Would that mean that meat set aside for inspectors had a different standard from the rest of the plant’s meat?

Not at all, says Wells. “We’re not saying that they should be able to change their suppliers or change their purchase specifications or do something differently,” she says.

Another problem the new policy poses for small producers is that testing often takes anywhere from 2 to 5 days. In that amount of time, fresh meat may have gone bad, or a company may not be able to fill an order from a customer.

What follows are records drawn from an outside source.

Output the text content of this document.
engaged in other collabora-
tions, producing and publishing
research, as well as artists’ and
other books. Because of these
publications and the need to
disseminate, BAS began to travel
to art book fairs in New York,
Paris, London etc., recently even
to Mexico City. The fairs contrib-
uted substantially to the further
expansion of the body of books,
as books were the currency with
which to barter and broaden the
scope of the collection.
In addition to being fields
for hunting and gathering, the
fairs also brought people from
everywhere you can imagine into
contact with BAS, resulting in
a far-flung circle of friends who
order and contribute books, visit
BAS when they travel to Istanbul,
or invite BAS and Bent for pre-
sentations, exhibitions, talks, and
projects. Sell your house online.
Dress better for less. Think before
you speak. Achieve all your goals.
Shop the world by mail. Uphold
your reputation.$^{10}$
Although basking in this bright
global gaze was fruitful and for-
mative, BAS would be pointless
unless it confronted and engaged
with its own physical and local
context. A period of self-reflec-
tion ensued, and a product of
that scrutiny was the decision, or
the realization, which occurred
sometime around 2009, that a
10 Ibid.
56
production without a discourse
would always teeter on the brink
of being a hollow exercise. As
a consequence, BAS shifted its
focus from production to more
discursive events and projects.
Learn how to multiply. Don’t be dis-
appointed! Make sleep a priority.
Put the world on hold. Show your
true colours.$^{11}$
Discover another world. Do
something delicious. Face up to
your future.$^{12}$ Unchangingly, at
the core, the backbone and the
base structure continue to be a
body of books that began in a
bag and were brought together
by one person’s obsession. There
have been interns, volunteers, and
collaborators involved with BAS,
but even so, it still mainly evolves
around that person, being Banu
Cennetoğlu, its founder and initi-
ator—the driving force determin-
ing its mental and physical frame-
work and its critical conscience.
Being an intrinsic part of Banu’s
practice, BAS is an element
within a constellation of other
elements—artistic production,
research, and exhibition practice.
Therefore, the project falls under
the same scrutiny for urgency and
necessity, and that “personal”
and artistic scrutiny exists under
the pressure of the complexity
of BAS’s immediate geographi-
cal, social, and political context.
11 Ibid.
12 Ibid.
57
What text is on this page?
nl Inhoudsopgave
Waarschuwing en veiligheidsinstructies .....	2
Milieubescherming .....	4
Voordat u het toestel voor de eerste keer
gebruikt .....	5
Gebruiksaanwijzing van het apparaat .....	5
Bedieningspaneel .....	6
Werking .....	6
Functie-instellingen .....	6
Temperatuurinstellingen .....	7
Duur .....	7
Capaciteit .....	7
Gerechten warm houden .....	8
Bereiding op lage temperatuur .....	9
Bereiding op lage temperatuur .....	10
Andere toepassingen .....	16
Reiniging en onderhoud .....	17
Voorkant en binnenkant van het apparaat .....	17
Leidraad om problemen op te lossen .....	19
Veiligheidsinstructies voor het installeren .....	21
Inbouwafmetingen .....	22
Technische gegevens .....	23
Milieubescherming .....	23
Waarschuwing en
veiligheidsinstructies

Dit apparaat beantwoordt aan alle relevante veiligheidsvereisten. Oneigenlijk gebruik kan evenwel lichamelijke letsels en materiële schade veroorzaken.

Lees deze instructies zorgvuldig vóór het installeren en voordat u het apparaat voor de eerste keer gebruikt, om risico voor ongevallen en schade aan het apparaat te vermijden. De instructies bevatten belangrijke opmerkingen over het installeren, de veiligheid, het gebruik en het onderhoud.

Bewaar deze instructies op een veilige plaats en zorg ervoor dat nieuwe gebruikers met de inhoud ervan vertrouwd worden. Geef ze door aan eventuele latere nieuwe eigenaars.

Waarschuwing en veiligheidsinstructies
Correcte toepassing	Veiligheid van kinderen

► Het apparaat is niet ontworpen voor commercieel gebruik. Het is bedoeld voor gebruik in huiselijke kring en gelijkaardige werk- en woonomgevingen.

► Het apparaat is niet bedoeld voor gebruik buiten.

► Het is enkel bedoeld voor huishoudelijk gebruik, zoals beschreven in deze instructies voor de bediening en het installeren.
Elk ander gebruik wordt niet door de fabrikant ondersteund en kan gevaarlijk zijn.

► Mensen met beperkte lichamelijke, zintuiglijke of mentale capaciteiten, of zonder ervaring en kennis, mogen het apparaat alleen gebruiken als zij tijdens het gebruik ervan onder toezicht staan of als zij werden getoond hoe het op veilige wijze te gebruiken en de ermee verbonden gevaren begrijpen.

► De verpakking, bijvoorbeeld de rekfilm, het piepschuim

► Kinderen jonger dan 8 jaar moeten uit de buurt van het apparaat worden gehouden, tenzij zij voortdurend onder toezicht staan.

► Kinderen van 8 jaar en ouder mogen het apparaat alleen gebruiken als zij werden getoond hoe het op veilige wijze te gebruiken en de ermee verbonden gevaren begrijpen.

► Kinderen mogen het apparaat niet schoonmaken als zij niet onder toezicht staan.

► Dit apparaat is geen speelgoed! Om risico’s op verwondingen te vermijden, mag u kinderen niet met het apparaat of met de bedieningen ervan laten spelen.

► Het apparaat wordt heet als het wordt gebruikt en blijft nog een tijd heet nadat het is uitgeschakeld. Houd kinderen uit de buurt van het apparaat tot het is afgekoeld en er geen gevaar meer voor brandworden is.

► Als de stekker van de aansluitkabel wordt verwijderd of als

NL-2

“As you can imagine, this makes it hard for processors to plan their production schedules,” says Wells.

NAMP is asking that samples from small manufacturers be given special priority at the lab so that these companies can release tested product in a timely manner.

Finally, FSIS must work with small processors to help them understand the importance of test and hold, and assist them in developing strategies to make holding feasible, says NAMP.

“They need to make sure with these small processors that they understand the process at the plant and what holding all that product means,” says Wells.

“The point of our comments is that whether it’s part of the guidelines or whether it’s part of the training that the inspectors get, that there’s some sort of recognition in the agency that this particular process is a little bit more unique than most of the other processes,” she says.